Objectives: Conductive hearing loss (CHL) systematically alters distortion product otoacoustic emission (DPOAE) levels through attenuation of both the primary tones and the evoked response by the middle ear, as well as through modification of the effective L1-L2 relationship within the cochlea. It has been postulated that, if optimal primary tone level relationships for an ear without CHL are known or can be estimated accurately and a CHL can be presumed to attenuate both primary tones to a similar extent, the adjustment to L1 required to restore an optimal L1-L2 separation following CHL induction can be utilized to estimate CHL magnitude objectively. The primary aim of this study was to assess the feasibility of objectively estimating experimentally produced CHL in humans by comparing CHL estimates resulting from DPOAE- and pure-tone audiometry-based methods.

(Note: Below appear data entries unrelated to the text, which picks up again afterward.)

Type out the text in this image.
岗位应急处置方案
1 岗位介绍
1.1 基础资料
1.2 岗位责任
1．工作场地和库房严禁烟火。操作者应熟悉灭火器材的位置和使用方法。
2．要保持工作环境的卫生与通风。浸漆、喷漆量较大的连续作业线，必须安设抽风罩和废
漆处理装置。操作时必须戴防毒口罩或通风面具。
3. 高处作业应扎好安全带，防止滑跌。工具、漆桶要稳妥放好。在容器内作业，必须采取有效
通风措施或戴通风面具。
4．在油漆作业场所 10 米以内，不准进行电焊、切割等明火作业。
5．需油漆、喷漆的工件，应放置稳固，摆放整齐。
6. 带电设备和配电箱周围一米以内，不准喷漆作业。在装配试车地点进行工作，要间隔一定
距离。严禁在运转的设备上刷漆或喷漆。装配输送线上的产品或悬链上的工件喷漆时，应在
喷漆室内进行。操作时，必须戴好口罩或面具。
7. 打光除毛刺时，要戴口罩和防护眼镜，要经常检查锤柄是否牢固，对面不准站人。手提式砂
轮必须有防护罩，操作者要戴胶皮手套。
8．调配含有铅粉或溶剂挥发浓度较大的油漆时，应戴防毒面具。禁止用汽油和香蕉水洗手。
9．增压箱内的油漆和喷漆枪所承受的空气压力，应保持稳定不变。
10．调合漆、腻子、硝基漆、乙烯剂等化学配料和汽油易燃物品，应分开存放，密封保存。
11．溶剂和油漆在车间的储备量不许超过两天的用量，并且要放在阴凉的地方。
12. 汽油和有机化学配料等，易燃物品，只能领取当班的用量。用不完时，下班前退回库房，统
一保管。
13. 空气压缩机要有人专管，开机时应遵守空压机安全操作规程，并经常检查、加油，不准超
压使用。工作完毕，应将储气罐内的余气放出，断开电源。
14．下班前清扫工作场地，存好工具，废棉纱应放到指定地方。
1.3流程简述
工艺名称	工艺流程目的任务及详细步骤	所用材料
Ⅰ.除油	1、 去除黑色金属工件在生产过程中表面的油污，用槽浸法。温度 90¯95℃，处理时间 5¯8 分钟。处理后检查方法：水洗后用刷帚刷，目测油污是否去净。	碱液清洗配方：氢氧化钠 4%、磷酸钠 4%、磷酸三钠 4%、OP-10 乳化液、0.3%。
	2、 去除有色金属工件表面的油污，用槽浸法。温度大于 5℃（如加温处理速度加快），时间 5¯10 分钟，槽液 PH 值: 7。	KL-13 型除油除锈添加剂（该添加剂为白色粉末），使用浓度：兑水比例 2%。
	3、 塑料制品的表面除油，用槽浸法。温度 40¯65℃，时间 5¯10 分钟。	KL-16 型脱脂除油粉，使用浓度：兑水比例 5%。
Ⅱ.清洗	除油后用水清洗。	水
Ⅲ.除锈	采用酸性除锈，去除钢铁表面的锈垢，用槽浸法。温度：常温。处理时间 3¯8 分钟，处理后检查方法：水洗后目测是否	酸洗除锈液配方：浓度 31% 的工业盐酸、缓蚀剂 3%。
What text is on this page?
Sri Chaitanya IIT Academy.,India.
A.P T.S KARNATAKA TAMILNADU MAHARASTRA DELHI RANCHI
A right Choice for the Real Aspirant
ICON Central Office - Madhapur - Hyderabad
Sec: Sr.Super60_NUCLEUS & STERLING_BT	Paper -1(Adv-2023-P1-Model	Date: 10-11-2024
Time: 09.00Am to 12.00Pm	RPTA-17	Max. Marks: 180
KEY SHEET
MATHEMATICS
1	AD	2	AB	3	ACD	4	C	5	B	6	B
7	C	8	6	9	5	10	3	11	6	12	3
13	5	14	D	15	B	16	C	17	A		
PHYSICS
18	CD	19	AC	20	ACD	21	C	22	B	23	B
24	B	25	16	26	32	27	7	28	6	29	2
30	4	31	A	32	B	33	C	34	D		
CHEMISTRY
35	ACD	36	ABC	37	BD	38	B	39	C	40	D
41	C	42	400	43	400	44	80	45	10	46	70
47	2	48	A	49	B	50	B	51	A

A secondary aim was to compare the accuracy of DPOAE-based CHL estimates when obtained using generic, as opposed to ear-specific, optimal primary tone level formula parameters.

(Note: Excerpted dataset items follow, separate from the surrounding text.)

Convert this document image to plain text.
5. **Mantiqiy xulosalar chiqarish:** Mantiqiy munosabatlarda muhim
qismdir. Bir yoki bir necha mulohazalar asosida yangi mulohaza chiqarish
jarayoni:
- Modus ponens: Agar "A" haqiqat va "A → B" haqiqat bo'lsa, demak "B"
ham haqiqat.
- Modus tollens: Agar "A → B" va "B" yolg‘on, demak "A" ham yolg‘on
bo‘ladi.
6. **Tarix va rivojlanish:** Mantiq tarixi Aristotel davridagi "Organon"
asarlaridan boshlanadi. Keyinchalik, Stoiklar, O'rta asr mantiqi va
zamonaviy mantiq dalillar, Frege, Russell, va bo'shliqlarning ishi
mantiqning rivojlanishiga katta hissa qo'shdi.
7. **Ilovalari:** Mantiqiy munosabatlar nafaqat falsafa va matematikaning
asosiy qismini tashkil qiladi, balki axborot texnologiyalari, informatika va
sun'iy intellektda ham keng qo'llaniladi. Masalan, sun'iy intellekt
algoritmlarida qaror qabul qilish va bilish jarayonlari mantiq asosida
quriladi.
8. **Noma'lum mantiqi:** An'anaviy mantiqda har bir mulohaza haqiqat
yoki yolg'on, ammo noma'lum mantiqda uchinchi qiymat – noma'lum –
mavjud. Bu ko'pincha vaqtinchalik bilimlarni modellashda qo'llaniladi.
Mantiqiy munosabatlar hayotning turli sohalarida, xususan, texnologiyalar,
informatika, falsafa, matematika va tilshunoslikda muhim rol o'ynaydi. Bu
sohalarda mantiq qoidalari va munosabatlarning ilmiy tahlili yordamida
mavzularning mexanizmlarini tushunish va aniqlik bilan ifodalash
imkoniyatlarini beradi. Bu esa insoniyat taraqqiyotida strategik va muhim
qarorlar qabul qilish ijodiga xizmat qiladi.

Design: For a single ear of 30 adults with normal hearing, auditory threshold for a 1 kHz tone was obtained using automated Békésy audiometry at an ear-canal pressure of 0 daPa, as well as at a negative pressure sufficient for increasing threshold by 3 to 10 dB. The difference in threshold for the ear-canal pressure conditions was defined as the pure-tone audiometry-based estimate of CHL (CHLPT). For the same two ear-canal pressures, optimal DPOAE primary tone level relationships were identified for f2 = 1 kHz. Specifically, for 20 ≤ L2 ≤ 70 dB SPL, L1 was varied 15 dB above and below the recommendation of L1 = 0.49 L2 + 41 (dB SPL). The difference between the optimal L1-L2 relationships for the two pressure conditions was defined as ΔL1OPT. A DPOAE-based estimate of CHL (CHLDP) was obtained using the formula CHLDP = ΔL1OPT/(1 - a), where a represents the slope of the optimal L1-L2 relationship observed in the absence of CHL.
Results: A highly significant linear dependence was identified between pure-tone audiometry- and DPOAE-based estimates of CHL, r(19) = 0.71, p < 0.001. However, the correlation was only significant when ear-specific optimization formula parameters were known. Use of generic, frequency-nonspecific parameters resulted in significantly less accurate estimates than did either ear-specific (p < 0.001) or generic, frequency-specific parameters (p = 0.007).

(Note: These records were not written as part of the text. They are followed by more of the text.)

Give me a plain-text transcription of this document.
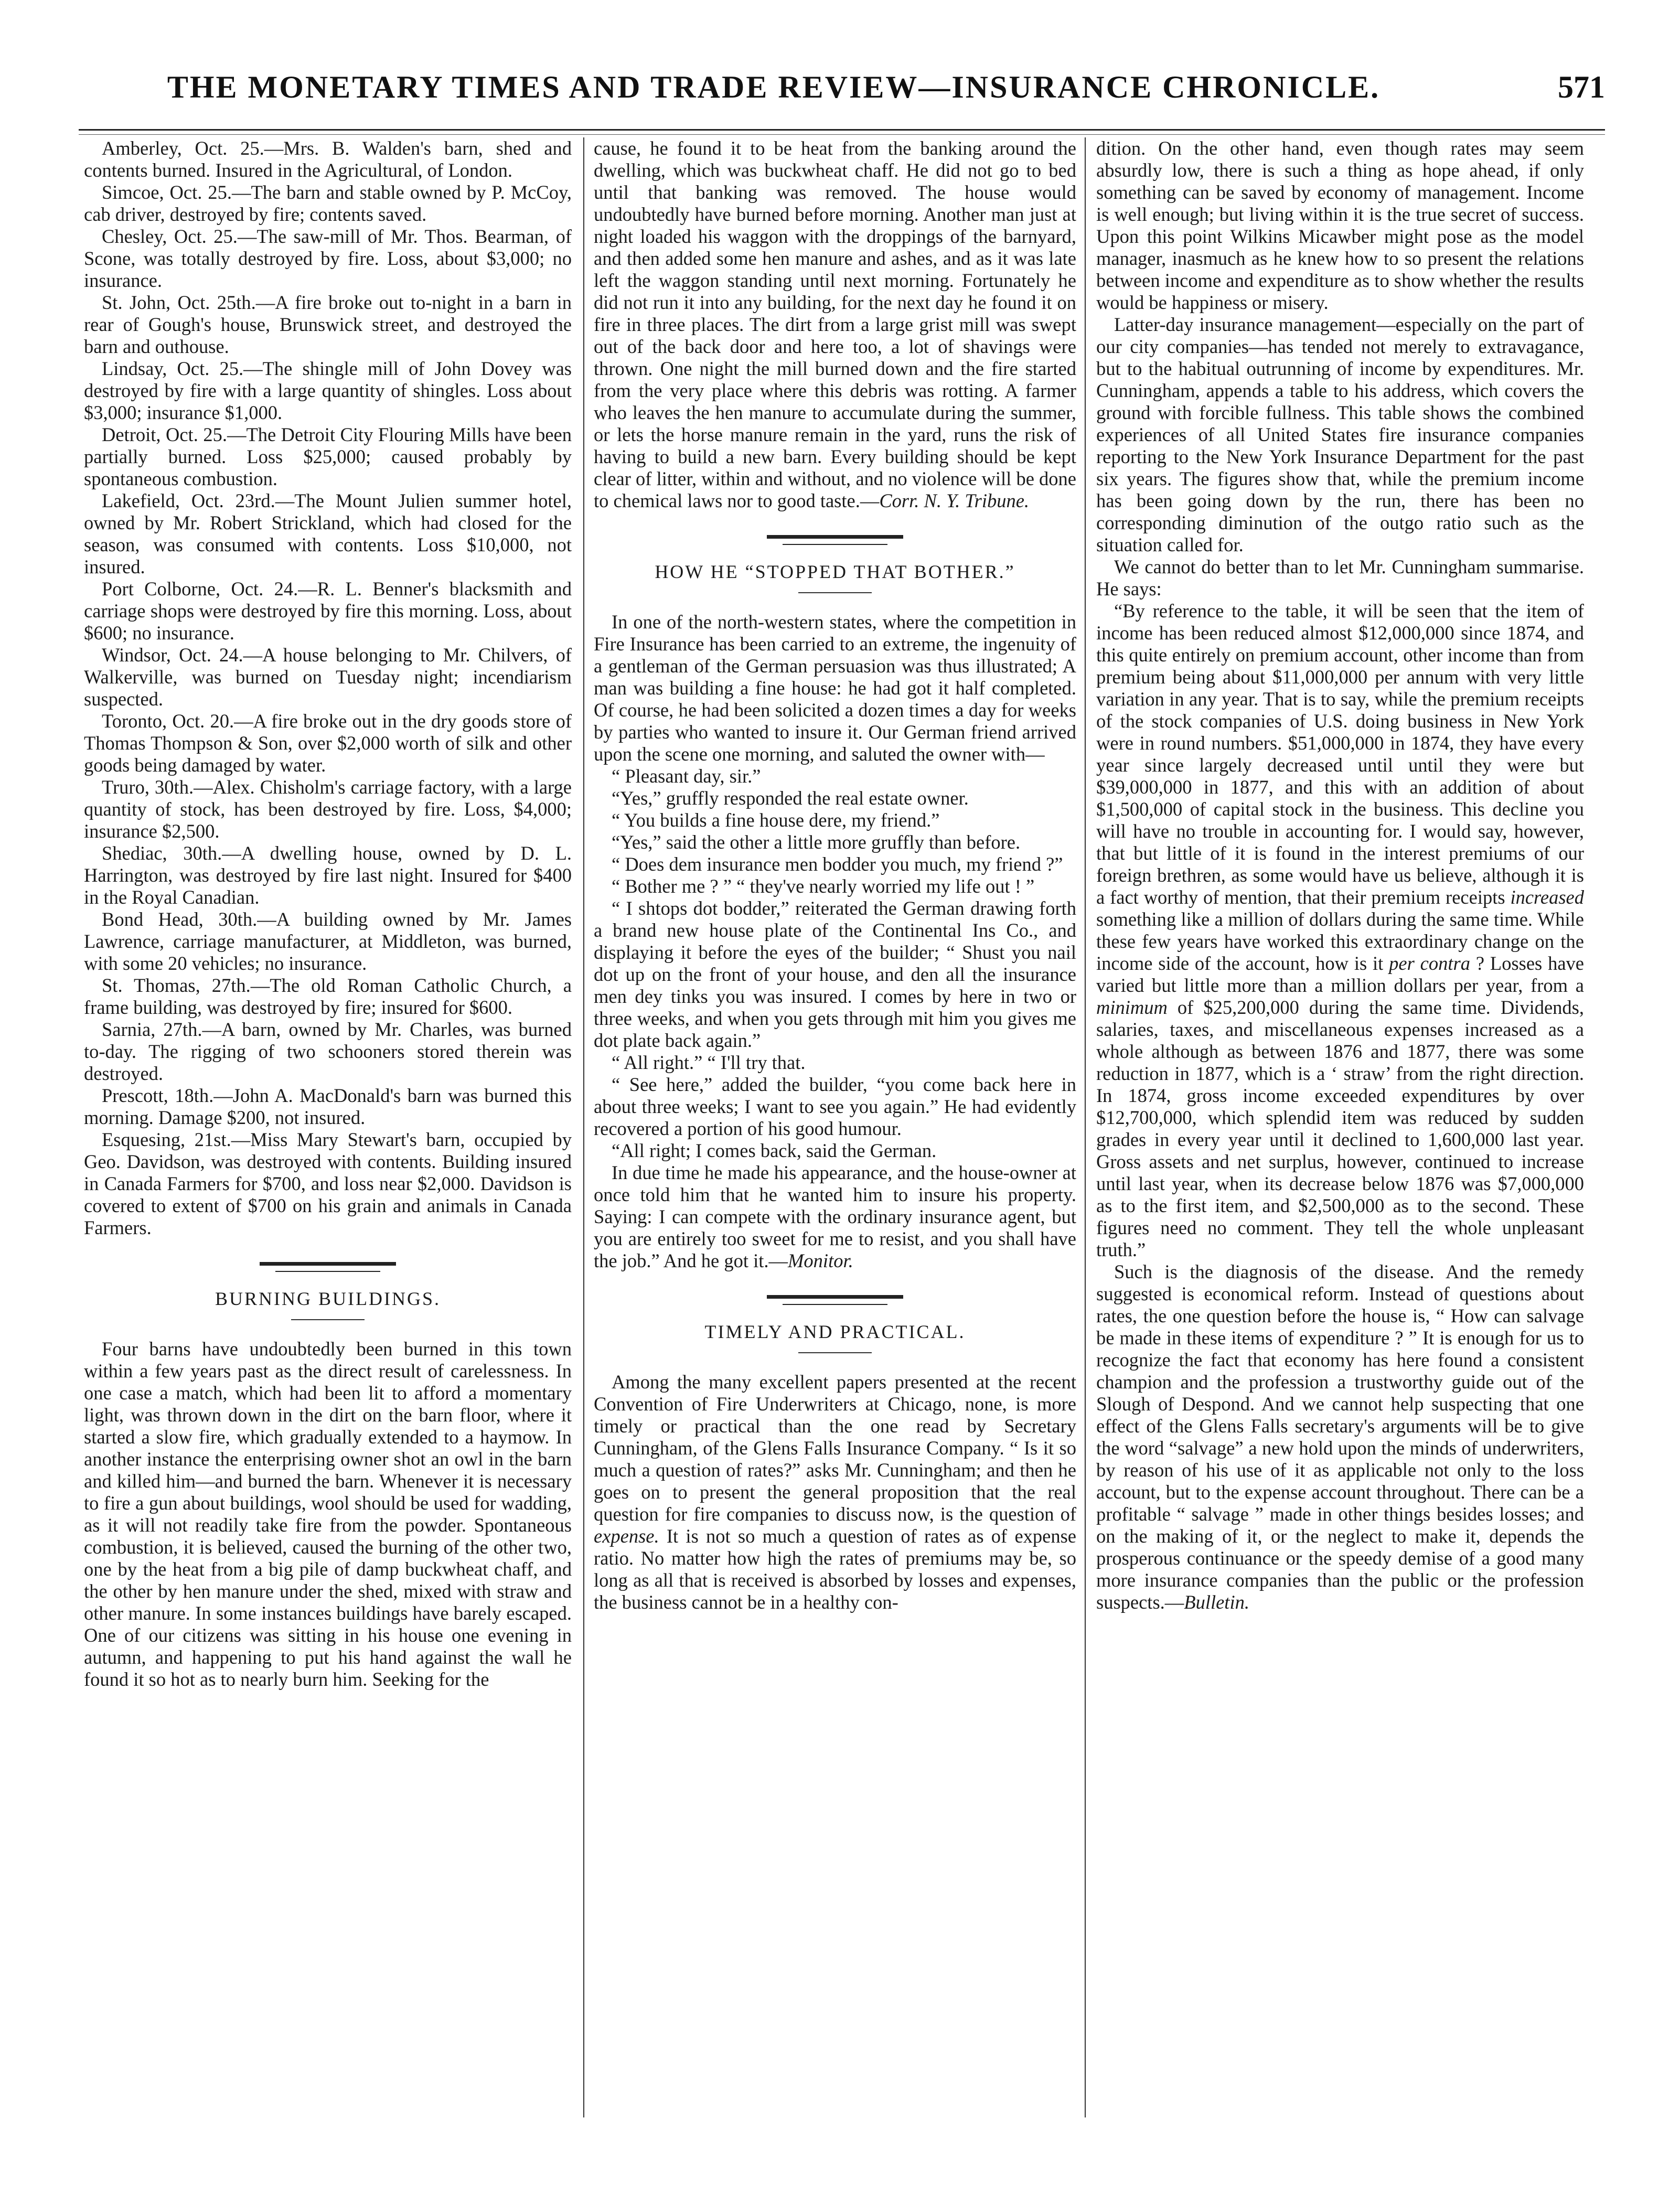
THE MONETARY TIMES AND TRADE REVIEW—INSURANCE CHRONICLE.	571

Amberley, Oct. 25.—Mrs. B. Walden's barn, shed and contents burned. Insured in the Agricultural, of London.

Simcoe, Oct. 25.—The barn and stable owned by P. McCoy, cab driver, destroyed by fire; contents saved.

Chesley, Oct. 25.—The saw-mill of Mr. Thos. Bearman, of Scone, was totally destroyed by fire. Loss, about $3,000; no insurance.

St. John, Oct. 25th.—A fire broke out to-night in a barn in rear of Gough's house, Brunswick street, and destroyed the barn and outhouse.

Lindsay, Oct. 25.—The shingle mill of John Dovey was destroyed by fire with a large quantity of shingles. Loss about $3,000; insurance $1,000.

Detroit, Oct. 25.—The Detroit City Flouring Mills have been partially burned. Loss $25,000; caused probably by spontaneous combustion.

Lakefield, Oct. 23rd.—The Mount Julien summer hotel, owned by Mr. Robert Strickland, which had closed for the season, was consumed with contents. Loss $10,000, not insured.

Port Colborne, Oct. 24.—R. L. Benner's blacksmith and carriage shops were destroyed by fire this morning. Loss, about $600; no insurance.

Windsor, Oct. 24.—A house belonging to Mr. Chilvers, of Walkerville, was burned on Tuesday night; incendiarism suspected.

Toronto, Oct. 20.—A fire broke out in the dry goods store of Thomas Thompson & Son, over $2,000 worth of silk and other goods being damaged by water.

Truro, 30th.—Alex. Chisholm's carriage factory, with a large quantity of stock, has been destroyed by fire. Loss, $4,000; insurance $2,500.

Shediac, 30th.—A dwelling house, owned by D. L. Harrington, was destroyed by fire last night. Insured for $400 in the Royal Canadian.

Bond Head, 30th.—A building owned by Mr. James Lawrence, carriage manufacturer, at Middleton, was burned, with some 20 vehicles; no insurance.

St. Thomas, 27th.—The old Roman Catholic Church, a frame building, was destroyed by fire; insured for $600.

Sarnia, 27th.—A barn, owned by Mr. Charles, was burned to-day. The rigging of two schooners stored therein was destroyed.

Prescott, 18th.—John A. MacDonald's barn was burned this morning. Damage $200, not insured.

Esquesing, 21st.—Miss Mary Stewart's barn, occupied by Geo. Davidson, was destroyed with contents. Building insured in Canada Farmers for $700, and loss near $2,000. Davidson is covered to extent of $700 on his grain and animals in Canada Farmers.

BURNING BUILDINGS.

Four barns have undoubtedly been burned in this town within a few years past as the direct result of carelessness. In one case a match, which had been lit to afford a momentary light, was thrown down in the dirt on the barn floor, where it started a slow fire, which gradually extended to a haymow. In another instance the enterprising owner shot an owl in the barn and killed him—and burned the barn. Whenever it is necessary to fire a gun about buildings, wool should be used for wadding, as it will not readily take fire from the powder. Spontaneous combustion, it is believed, caused the burning of the other two, one by the heat from a big pile of damp buckwheat chaff, and the other by hen manure under the shed, mixed with straw and other manure. In some instances buildings have barely escaped. One of our citizens was sitting in his house one evening in autumn, and happening to put his hand against the wall he found it so hot as to nearly burn him. Seeking for the

cause, he found it to be heat from the banking around the dwelling, which was buckwheat chaff. He did not go to bed until that banking was removed. The house would undoubtedly have burned before morning. Another man just at night loaded his waggon with the droppings of the barnyard, and then added some hen manure and ashes, and as it was late left the waggon standing until next morning. Fortunately he did not run it into any building, for the next day he found it on fire in three places. The dirt from a large grist mill was swept out of the back door and here too, a lot of shavings were thrown. One night the mill burned down and the fire started from the very place where this debris was rotting. A farmer who leaves the hen manure to accumulate during the summer, or lets the horse manure remain in the yard, runs the risk of having to build a new barn. Every building should be kept clear of litter, within and without, and no violence will be done to chemical laws nor to good taste.—Corr. N. Y. Tribune.

HOW HE “STOPPED THAT BOTHER.”

In one of the north-western states, where the competition in Fire Insurance has been carried to an extreme, the ingenuity of a gentleman of the German persuasion was thus illustrated; A man was building a fine house: he had got it half completed. Of course, he had been solicited a dozen times a day for weeks by parties who wanted to insure it. Our German friend arrived upon the scene one morning, and saluted the owner with—

“ Pleasant day, sir.”

“Yes,” gruffly responded the real estate owner.

“ You builds a fine house dere, my friend.”

“Yes,” said the other a little more gruffly than before.

“ Does dem insurance men bodder you much, my friend ?”

“ Bother me ? ” “ they've nearly worried my life out ! ”

“ I shtops dot bodder,” reiterated the German drawing forth a brand new house plate of the Continental Ins Co., and displaying it before the eyes of the builder; “ Shust you nail dot up on the front of your house, and den all the insurance men dey tinks you was insured. I comes by here in two or three weeks, and when you gets through mit him you gives me dot plate back again.”

“ All right.” “ I'll try that.

“ See here,” added the builder, “you come back here in about three weeks; I want to see you again.” He had evidently recovered a portion of his good humour.

“All right; I comes back, said the German.

In due time he made his appearance, and the house-owner at once told him that he wanted him to insure his property. Saying: I can compete with the ordinary insurance agent, but you are entirely too sweet for me to resist, and you shall have the job.” And he got it.—Monitor.

TIMELY AND PRACTICAL.

Among the many excellent papers presented at the recent Convention of Fire Underwriters at Chicago, none, is more timely or practical than the one read by Secretary Cunningham, of the Glens Falls Insurance Company. “ Is it so much a question of rates?” asks Mr. Cunningham; and then he goes on to present the general proposition that the real question for fire companies to discuss now, is the question of expense. It is not so much a question of rates as of expense ratio. No matter how high the rates of premiums may be, so long as all that is received is absorbed by losses and expenses, the business cannot be in a healthy con-

dition. On the other hand, even though rates may seem absurdly low, there is such a thing as hope ahead, if only something can be saved by economy of management. Income is well enough; but living within it is the true secret of success. Upon this point Wilkins Micawber might pose as the model manager, inasmuch as he knew how to so present the relations between income and expenditure as to show whether the results would be happiness or misery.

Latter-day insurance management—especially on the part of our city companies—has tended not merely to extravagance, but to the habitual outrunning of income by expenditures. Mr. Cunningham, appends a table to his address, which covers the ground with forcible fullness. This table shows the combined experiences of all United States fire insurance companies reporting to the New York Insurance Department for the past six years. The figures show that, while the premium income has been going down by the run, there has been no corresponding diminution of the outgo ratio such as the situation called for.

We cannot do better than to let Mr. Cunningham summarise. He says:

“By reference to the table, it will be seen that the item of income has been reduced almost $12,000,000 since 1874, and this quite entirely on premium account, other income than from premium being about $11,000,000 per annum with very little variation in any year. That is to say, while the premium receipts of the stock companies of U.S. doing business in New York were in round numbers. $51,000,000 in 1874, they have every year since largely decreased until until they were but $39,000,000 in 1877, and this with an addition of about $1,500,000 of capital stock in the business. This decline you will have no trouble in accounting for. I would say, however, that but little of it is found in the interest premiums of our foreign brethren, as some would have us believe, although it is a fact worthy of mention, that their premium receipts increased something like a million of dollars during the same time. While these few years have worked this extraordinary change on the income side of the account, how is it per contra ? Losses have varied but little more than a million dollars per year, from a minimum of $25,200,000 during the same time. Dividends, salaries, taxes, and miscellaneous expenses increased as a whole although as between 1876 and 1877, there was some reduction in 1877, which is a ‘ straw’ from the right direction. In 1874, gross income exceeded expenditures by over $12,700,000, which splendid item was reduced by sudden grades in every year until it declined to 1,600,000 last year. Gross assets and net surplus, however, continued to increase until last year, when its decrease below 1876 was $7,000,000 as to the first item, and $2,500,000 as to the second. These figures need no comment. They tell the whole unpleasant truth.”

Such is the diagnosis of the disease. And the remedy suggested is economical reform. Instead of questions about rates, the one question before the house is, “ How can salvage be made in these items of expenditure ? ” It is enough for us to recognize the fact that economy has here found a consistent champion and the profession a trustworthy guide out of the Slough of Despond. And we cannot help suspecting that one effect of the Glens Falls secretary's arguments will be to give the word “salvage” a new hold upon the minds of underwriters, by reason of his use of it as applicable not only to the loss account, but to the expense account throughout. There can be a profitable “ salvage ” made in other things besides losses; and on the making of it, or the neglect to make it, depends the prosperous continuance or the speedy demise of a good many more insurance companies than the public or the profession suspects.—Bulletin.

Conclusions: This study provides empirical support for a theory of how CHL, through a combination of middle ear filtering and alteration of effective primary tone level relationships within the cochlea, systematically affects DPOAE amplitude. Although CHLDP was shown to be significantly predictive of CHLPT when optimization formula parameters for a given ear, both with and without mild CHL, were known, the lack of a meaningful relationship when using generic primary tone level formula parameters significantly limits the method's potential for clinical utility.